Chronique

Pourquoi la Kabylie n’a jamais formé une nation ?

La Kabylie n’a jamais eu réellement d’existence nationale. Elle n’a jamais été une Nation au sens politique du terme. Pour preuve, autant que l’on peut remonter dans l’Histoire, aucun drapeau n’a fédéré le peuple kabyle. Notre terre n’a jamais connu une unité nationale ; elle n’a jamais eu ni président, ni souverain, ni bannière. Pour cause, le système tribal qui a de tout temps régi les Kabyles. Chaque village était une petite république ; chaque village était souverain. Ce système a causé plusieurs guerres et conflits entre tribus et villages kabyles ; le « village en haut » faisait la guerre au « village d’en bas » et vice versa. Dans ce maudit système, on ne se bat que pour sa tribu ; la nation, la patrie, on ne connaît pas. Comme vous le savez, comment vous le vivez, la discrimination tribale et l’endogamie entre villageois sont encore d’actualité…

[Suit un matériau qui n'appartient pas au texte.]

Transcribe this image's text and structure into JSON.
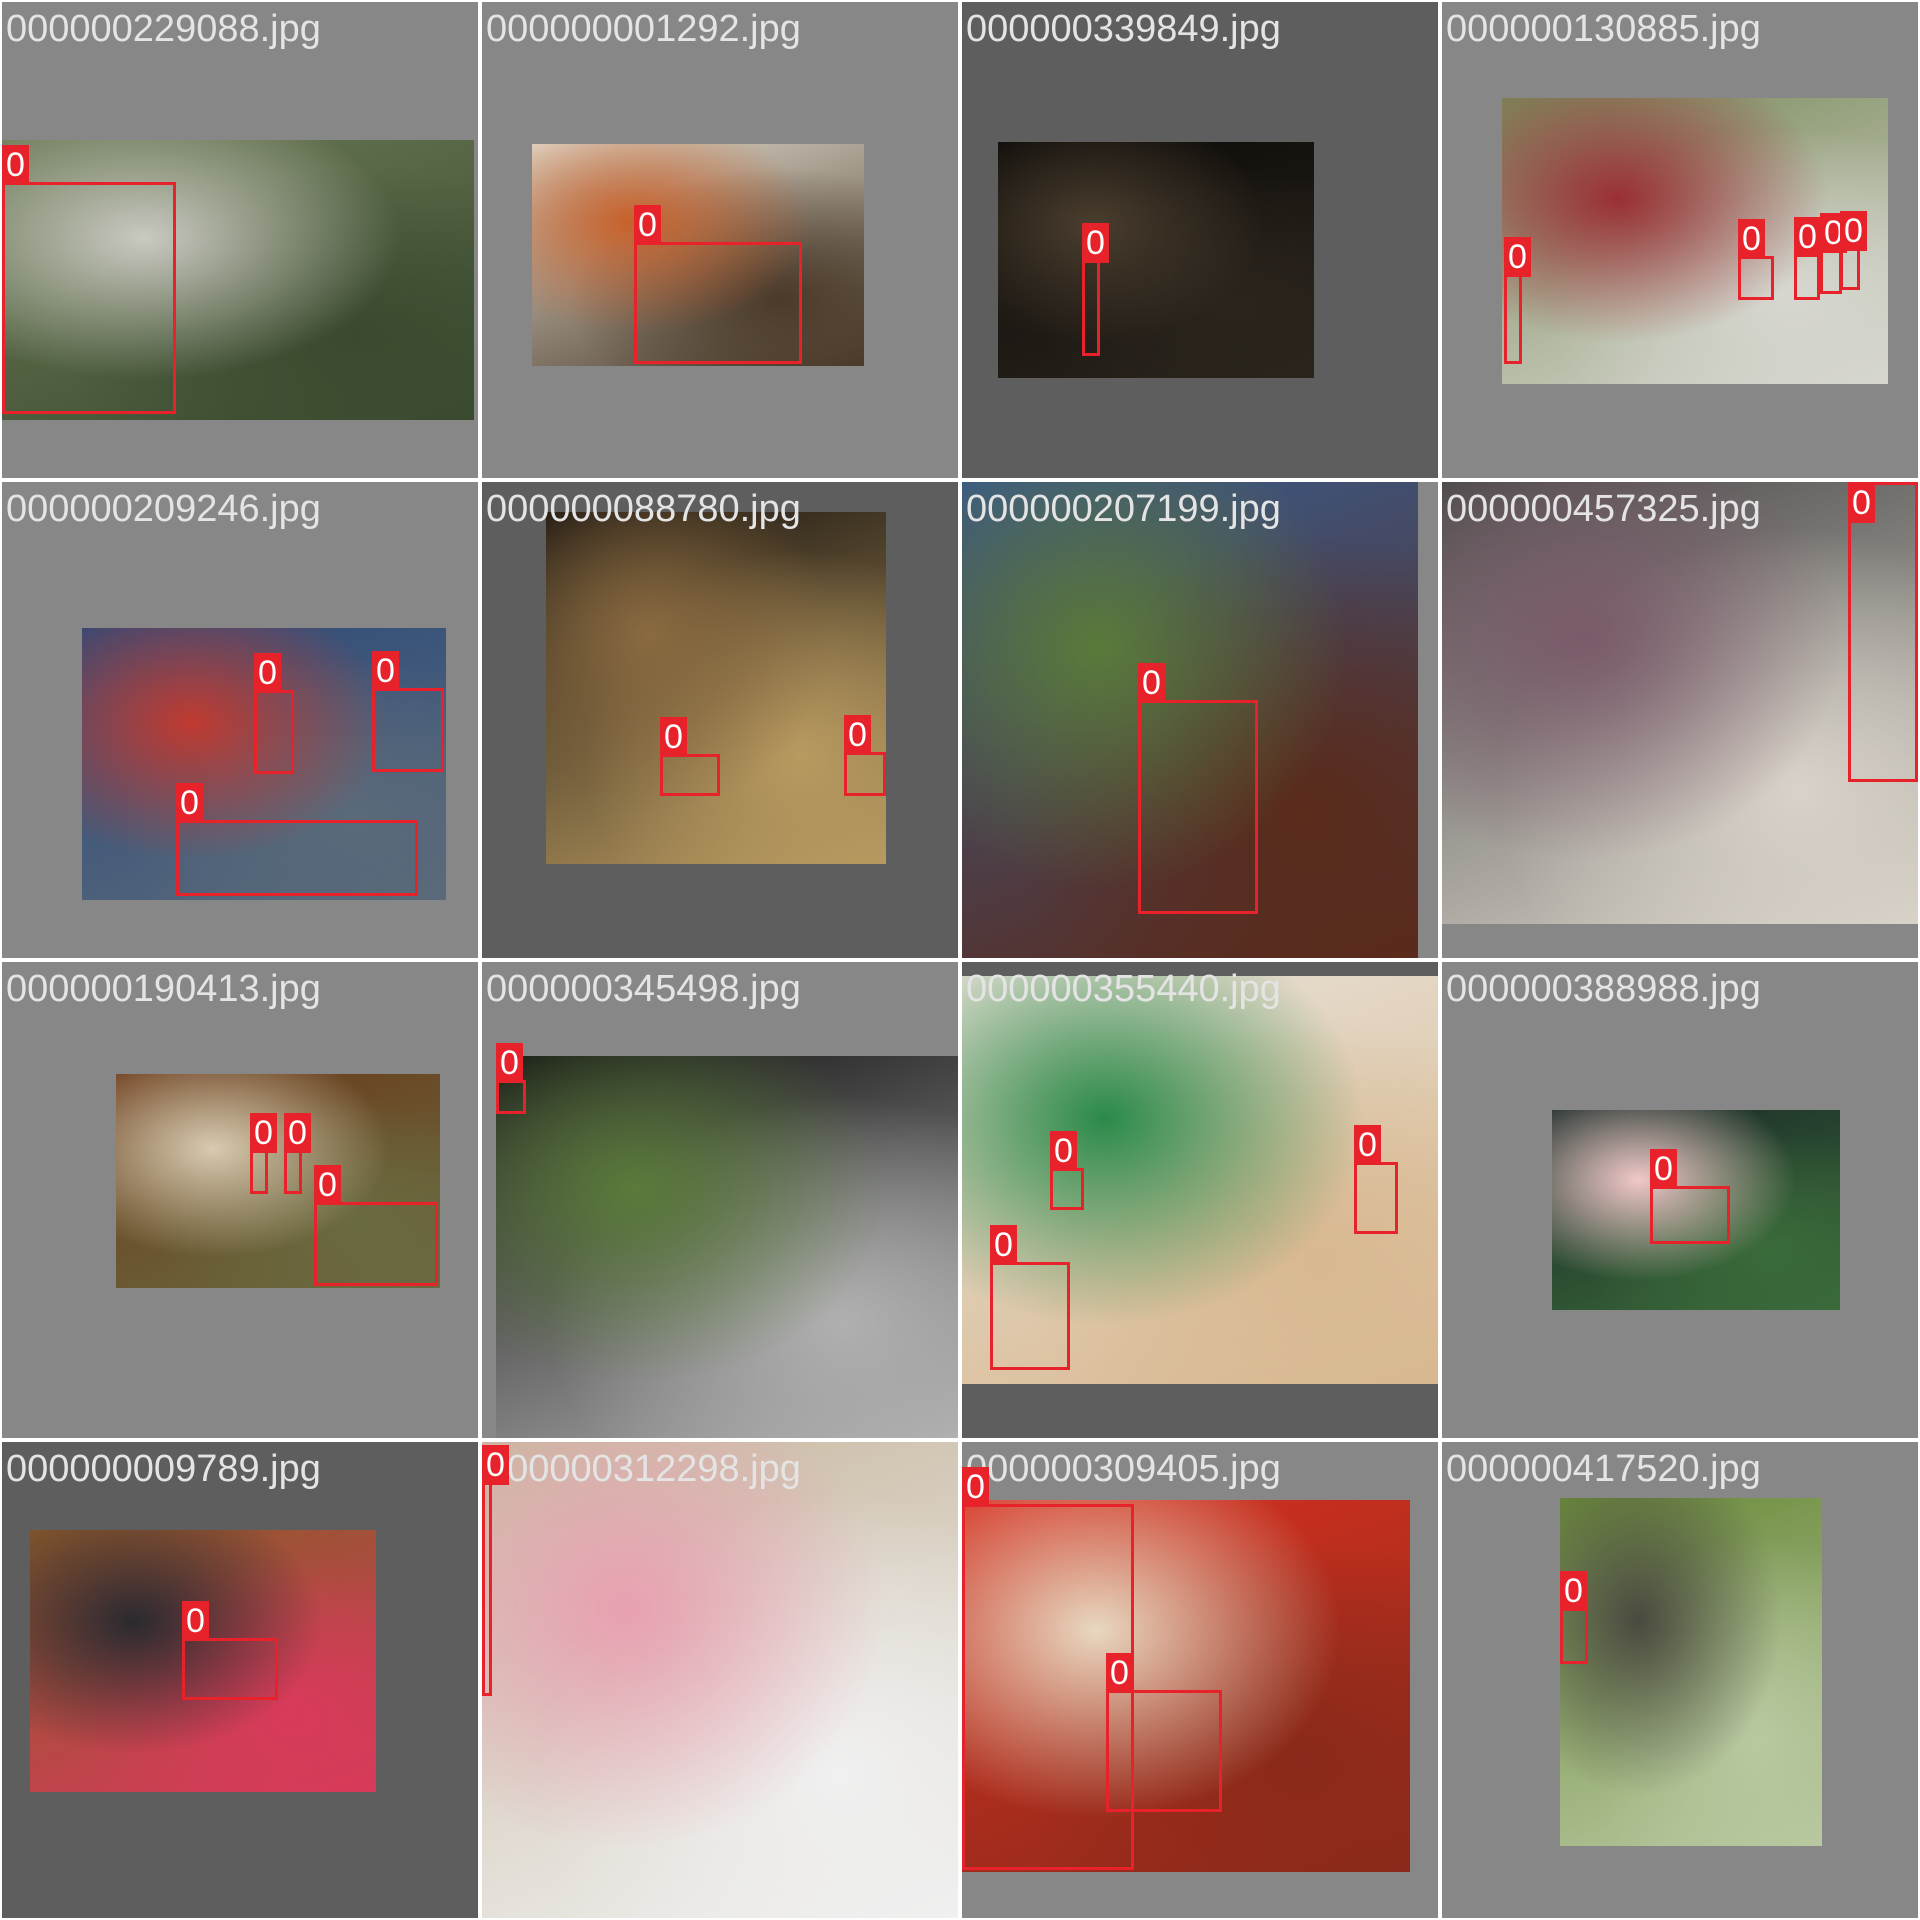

Le tribalisme est un mécanisme archaïque qui annihile le sentiment d’une appartenance commune. Je vous donne un exemple frappant : dans tous les pays du monde, le mot “étranger” renvoie à une personne qui vient d’un autre pays. Chez les Kabyles, un étranger, “averani”, c’est l’individu qui vient d’un autre village. Vous voyez maintenant où se situe le problème ?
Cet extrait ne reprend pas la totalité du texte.